La
création d’épitaphes, à l’origine une brève
inscription à graver sur un tombeau, se mit à
relever de la littérature, à laquelle s’ajoutait
ainsi un genre spécifique, proche par la forme des
épigrammes. Les épigrammes s’étaient assez vite
cantonnées dans un registre satirique, une part des
auteurs d’épitaphes suivit le même chemin, ainsi
Guillaume Colletet (Épigrammes du Sieur Colletet…,
Paris, Jean-Baptiste Loyson, 1653, page 34) :
ÉPIGRAMME
Sous ce tombeau
repose un Moine de renom,
Qui porta l’ignorance à son
degré suprême ;
Ne pretends pas sçavoir son
pays, ny son nom,
Puis que c’est un secret qu’il
ne sceut pas luy-mesme.
L’élégie, si opposée qu’elle soit
à l’épigramme, peut elle aussi donner sa
propre forme à une épitaphe. On lit, par
exemple, dans le Recueil des Œuvres
poétiques de Ian Passerat (Paris, Claude
Morel, 1606, page 63) une élégie (Élégie XI)

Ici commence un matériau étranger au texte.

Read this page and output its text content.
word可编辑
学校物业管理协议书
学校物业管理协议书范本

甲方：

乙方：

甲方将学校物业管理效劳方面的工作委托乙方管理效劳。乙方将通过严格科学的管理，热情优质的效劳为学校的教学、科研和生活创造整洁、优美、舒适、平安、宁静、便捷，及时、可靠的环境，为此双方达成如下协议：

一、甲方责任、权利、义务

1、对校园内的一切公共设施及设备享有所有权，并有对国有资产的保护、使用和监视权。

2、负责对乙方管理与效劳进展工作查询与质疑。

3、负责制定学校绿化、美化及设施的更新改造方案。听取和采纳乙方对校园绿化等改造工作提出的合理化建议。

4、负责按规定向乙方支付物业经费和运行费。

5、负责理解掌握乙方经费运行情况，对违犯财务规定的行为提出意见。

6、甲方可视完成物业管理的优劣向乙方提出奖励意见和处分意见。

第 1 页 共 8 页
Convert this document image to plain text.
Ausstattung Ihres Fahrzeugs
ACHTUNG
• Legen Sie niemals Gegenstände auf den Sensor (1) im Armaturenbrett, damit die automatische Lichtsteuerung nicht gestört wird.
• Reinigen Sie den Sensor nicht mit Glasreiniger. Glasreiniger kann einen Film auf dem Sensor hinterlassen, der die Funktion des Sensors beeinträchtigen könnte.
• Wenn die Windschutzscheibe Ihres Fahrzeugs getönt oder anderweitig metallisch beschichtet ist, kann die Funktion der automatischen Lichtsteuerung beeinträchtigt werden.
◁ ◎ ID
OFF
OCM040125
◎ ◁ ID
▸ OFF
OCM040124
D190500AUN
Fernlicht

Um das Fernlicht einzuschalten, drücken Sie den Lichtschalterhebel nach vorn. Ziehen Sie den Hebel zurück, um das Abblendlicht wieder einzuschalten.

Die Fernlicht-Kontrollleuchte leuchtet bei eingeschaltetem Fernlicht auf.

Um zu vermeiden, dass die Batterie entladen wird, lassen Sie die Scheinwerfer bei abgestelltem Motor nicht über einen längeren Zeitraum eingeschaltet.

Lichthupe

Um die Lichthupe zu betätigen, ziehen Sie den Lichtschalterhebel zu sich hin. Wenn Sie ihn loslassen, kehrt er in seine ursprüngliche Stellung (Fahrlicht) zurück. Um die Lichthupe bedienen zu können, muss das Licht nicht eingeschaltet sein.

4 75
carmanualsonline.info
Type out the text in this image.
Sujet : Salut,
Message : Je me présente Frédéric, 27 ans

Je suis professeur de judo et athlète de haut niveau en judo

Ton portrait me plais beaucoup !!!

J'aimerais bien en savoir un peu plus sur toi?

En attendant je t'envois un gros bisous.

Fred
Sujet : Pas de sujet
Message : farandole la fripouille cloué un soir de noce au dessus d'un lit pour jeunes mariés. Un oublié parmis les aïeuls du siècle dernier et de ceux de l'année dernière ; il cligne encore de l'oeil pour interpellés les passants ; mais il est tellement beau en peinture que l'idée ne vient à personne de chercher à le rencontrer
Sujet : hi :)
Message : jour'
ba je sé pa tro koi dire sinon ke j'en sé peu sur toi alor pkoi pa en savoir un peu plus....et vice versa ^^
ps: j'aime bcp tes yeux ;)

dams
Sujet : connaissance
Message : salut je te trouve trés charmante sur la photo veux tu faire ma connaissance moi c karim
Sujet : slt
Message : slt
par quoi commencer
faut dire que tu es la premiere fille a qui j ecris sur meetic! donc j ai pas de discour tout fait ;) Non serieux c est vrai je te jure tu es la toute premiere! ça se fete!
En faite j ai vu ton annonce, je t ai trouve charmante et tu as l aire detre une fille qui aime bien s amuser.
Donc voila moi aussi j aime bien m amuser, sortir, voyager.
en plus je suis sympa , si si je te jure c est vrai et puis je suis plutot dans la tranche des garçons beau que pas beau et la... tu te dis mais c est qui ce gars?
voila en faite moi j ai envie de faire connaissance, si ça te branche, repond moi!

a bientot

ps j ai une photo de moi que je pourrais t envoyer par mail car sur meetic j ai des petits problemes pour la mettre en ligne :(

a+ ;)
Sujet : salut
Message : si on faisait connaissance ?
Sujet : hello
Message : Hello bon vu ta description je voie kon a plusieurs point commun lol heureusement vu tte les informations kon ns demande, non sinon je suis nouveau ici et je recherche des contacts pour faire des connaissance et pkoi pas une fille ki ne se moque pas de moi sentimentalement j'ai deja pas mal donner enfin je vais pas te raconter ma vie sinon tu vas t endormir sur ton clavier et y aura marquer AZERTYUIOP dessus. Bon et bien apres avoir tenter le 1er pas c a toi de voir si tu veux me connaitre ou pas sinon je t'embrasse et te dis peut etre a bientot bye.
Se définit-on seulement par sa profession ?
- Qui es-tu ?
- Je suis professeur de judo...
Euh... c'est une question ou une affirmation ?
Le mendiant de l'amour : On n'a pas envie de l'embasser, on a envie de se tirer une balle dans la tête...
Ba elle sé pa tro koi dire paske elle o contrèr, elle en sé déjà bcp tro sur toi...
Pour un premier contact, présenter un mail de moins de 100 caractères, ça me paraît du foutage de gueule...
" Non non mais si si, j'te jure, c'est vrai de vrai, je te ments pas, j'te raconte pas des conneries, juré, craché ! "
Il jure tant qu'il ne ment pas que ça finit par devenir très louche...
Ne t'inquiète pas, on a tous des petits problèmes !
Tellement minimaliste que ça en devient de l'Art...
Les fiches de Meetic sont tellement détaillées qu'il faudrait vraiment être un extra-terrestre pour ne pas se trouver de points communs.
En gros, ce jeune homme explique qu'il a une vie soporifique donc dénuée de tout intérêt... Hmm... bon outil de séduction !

« Sur la mort d’un moineau » de
quarante-deux vers, dont voici le début et la
fin :
Sur la mort d’un Moineau.
Demandez vous, Amis, d’où viennent tant de
larmes
Que me voyez rouler sur ces funebres
carmes ?
Mon Passereau est mort, qui fut si bien
apprist :
Helas ! c’est faict de luy, une Chate l’a
pris.
[…]
Venez, piteux oiseaux, accompagner mes pleurs,
Portons à son idole une moisson de fleurs.

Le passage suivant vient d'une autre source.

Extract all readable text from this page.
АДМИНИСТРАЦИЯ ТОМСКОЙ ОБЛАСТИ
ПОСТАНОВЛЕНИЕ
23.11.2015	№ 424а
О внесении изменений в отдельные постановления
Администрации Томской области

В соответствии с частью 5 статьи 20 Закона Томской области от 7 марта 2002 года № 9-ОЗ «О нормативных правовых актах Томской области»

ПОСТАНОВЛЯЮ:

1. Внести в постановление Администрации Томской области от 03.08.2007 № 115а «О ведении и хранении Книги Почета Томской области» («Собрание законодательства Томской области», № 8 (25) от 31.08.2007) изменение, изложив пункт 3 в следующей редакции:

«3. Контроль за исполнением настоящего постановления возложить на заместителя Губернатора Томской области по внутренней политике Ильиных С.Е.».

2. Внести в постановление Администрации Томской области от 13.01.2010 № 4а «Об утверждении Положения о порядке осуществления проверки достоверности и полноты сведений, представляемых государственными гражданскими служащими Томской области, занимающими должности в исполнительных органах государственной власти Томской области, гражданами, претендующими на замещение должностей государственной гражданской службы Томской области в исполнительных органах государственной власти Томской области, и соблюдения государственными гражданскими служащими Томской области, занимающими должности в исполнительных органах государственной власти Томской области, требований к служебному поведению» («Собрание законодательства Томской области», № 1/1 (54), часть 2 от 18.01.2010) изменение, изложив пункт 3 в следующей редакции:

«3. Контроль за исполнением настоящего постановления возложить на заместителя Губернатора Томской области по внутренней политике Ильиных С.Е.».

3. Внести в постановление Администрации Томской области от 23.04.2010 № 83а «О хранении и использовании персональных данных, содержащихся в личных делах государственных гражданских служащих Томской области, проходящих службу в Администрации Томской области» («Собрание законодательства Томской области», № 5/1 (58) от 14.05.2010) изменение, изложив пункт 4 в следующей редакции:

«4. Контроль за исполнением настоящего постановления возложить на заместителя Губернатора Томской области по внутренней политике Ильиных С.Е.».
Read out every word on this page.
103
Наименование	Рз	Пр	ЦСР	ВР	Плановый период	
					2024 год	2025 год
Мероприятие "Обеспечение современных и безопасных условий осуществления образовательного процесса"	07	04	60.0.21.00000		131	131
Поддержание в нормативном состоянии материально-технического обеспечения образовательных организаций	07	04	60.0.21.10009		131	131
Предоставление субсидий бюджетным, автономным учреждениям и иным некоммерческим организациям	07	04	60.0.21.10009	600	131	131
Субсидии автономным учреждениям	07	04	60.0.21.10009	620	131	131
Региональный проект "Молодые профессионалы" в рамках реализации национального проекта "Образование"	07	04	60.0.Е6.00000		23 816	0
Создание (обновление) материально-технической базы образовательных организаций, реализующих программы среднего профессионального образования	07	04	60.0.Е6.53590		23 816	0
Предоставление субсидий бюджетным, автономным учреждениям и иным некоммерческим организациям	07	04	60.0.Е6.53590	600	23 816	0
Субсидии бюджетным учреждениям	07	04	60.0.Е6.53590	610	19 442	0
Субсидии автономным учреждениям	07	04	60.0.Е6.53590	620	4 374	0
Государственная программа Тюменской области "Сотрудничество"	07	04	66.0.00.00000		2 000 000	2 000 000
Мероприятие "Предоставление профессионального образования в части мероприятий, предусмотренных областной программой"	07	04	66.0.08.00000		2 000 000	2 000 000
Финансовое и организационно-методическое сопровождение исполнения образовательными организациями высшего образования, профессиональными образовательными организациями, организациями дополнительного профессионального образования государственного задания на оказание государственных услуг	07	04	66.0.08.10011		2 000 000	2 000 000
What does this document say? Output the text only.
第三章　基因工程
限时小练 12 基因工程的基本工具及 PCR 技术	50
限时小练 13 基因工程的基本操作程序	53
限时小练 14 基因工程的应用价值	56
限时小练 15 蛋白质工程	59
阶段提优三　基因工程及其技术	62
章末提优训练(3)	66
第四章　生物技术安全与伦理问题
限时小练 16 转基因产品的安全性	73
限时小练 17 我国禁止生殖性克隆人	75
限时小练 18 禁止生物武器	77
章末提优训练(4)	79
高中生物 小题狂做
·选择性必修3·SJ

Qu’il reçoive de nous une agréable offrande
De vin doux & de laict, d’encens & de
viande :
Puis engravons ces mots sur son vuide
tombeau :
PASSANT, le petit corps d’un gentil Passereau
Gist au ventre goulu d’une Chate inhumaine,
Aux champs Elysiens son Ombre se proumeine.
Que le
genre des épitaphes soit devenu littéraire incite
les historiens de la littérature et les auteurs de
recueils collectifs à rechercher, pour les
épitaphes non signées et transmises oralement ou
par des manuscrits anonymes, non seulement
l’auteur, mais ceux qui ensuite s’approprieront
telle ou telle épitaphe. Dans Les Œuvres de M.

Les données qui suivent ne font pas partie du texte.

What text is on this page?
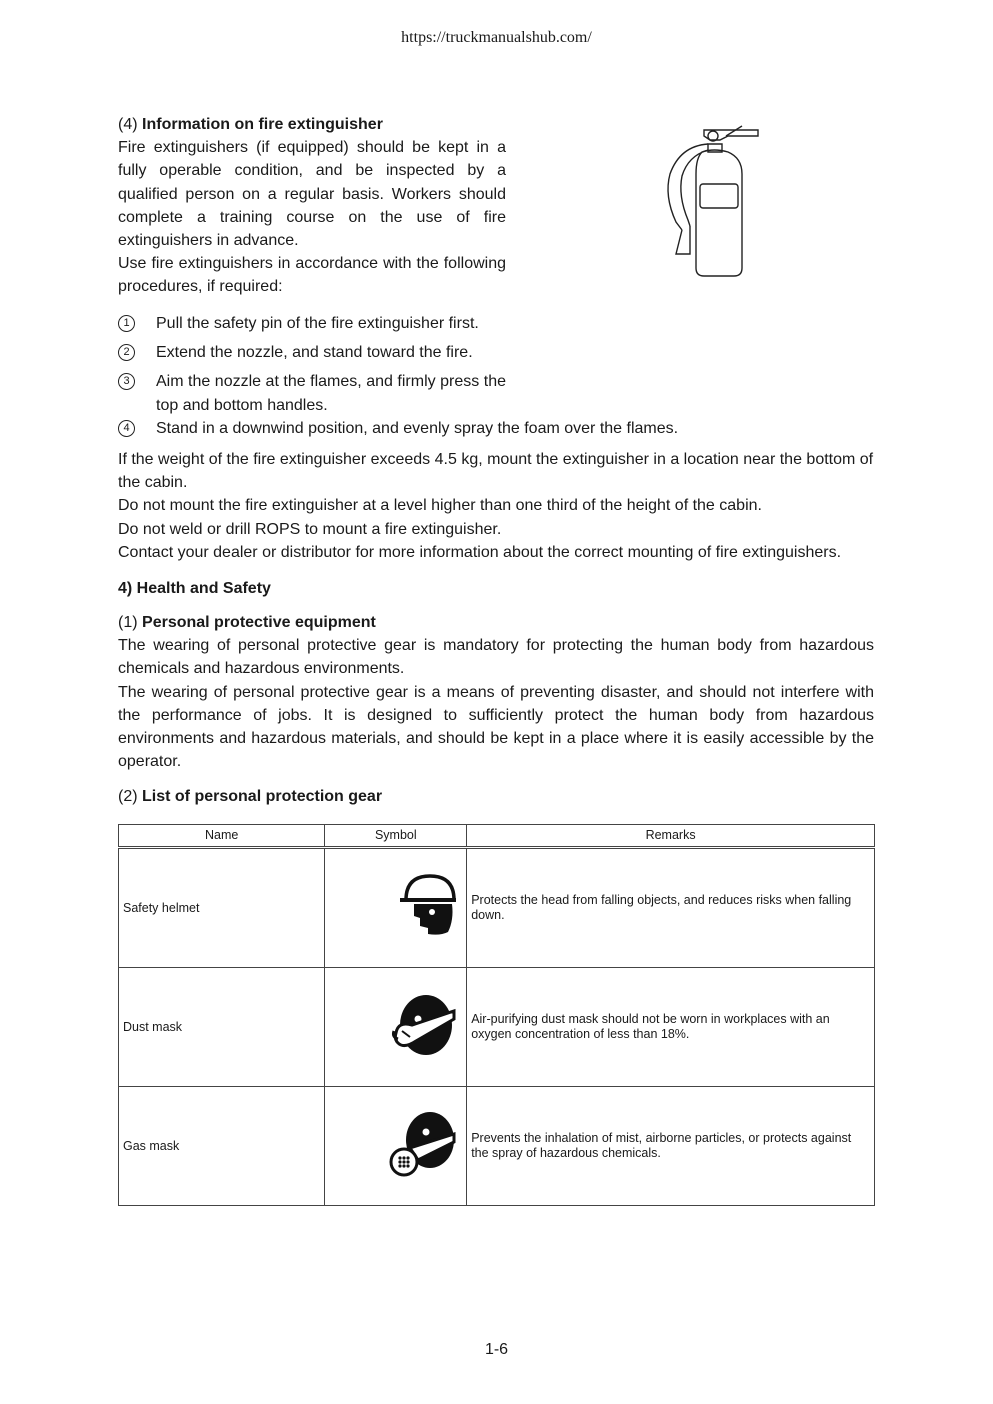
https://truckmanualshub.com/

(4) Information on fire extinguisher

Fire extinguishers (if equipped) should be kept in a fully operable condition, and be inspected by a qualified person on a regular basis. Workers should complete a training course on the use of fire extinguishers in advance.

Use fire extinguishers in accordance with the following procedures, if required:

1	Pull the safety pin of the fire extinguisher first.
2	Extend the nozzle, and stand toward the fire.
3	Aim the nozzle at the flames, and firmly press the top and bottom handles.
4	Stand in a downwind position, and evenly spray the foam over the flames.

If the weight of the fire extinguisher exceeds 4.5 kg, mount the extinguisher in a location near the bottom of the cabin.

Do not mount the fire extinguisher at a level higher than one third of the height of the cabin.

Do not weld or drill ROPS to mount a fire extinguisher.

Contact your dealer or distributor for more information about the correct mounting of fire extinguishers.

4) Health and Safety

(1) Personal protective equipment

The wearing of personal protective gear is mandatory for protecting the human body from hazardous chemicals and hazardous environments.

The wearing of personal protective gear is a means of preventing disaster, and should not interfere with the performance of jobs. It is designed to sufficiently protect the human body from hazardous environments and hazardous materials, and should be kept in a place where it is easily accessible by the operator.

(2) List of personal protection gear
Name	Symbol	Remarks
Safety helmet		Protects the head from falling objects, and reduces risks when falling down.
Dust mask		Air-purifying dust mask should not be worn in workplaces with an oxygen concentration of less than 18%.
Gas mask		Prevents the inhalation of mist, airborne particles, or protects against the spray of hazardous chemicals.
1-6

Scaron [sic] (Paris, Guillaume de Luyne,
1669, tome I, page 101), on lit :
Ci git qui se pleût tant à
prendre,
Et qui l'avoit si bien appris,
Qu'elle ayma mieux mourir que rendre
Un lavement qu'elle avoit pris.
« Elle », c’est-à-dire
la belle-mère de Scarron, comme nous l’apprend
la Bibliotheca scatologica (Scatopolis,
chez les marchands d’Aniterges, l’année
scatogène 5850 [1849]), page 87, n° 237),
avec ce commentaire : « Epitaphe de la
belle-mère de Scarron, accusée d’avarice. »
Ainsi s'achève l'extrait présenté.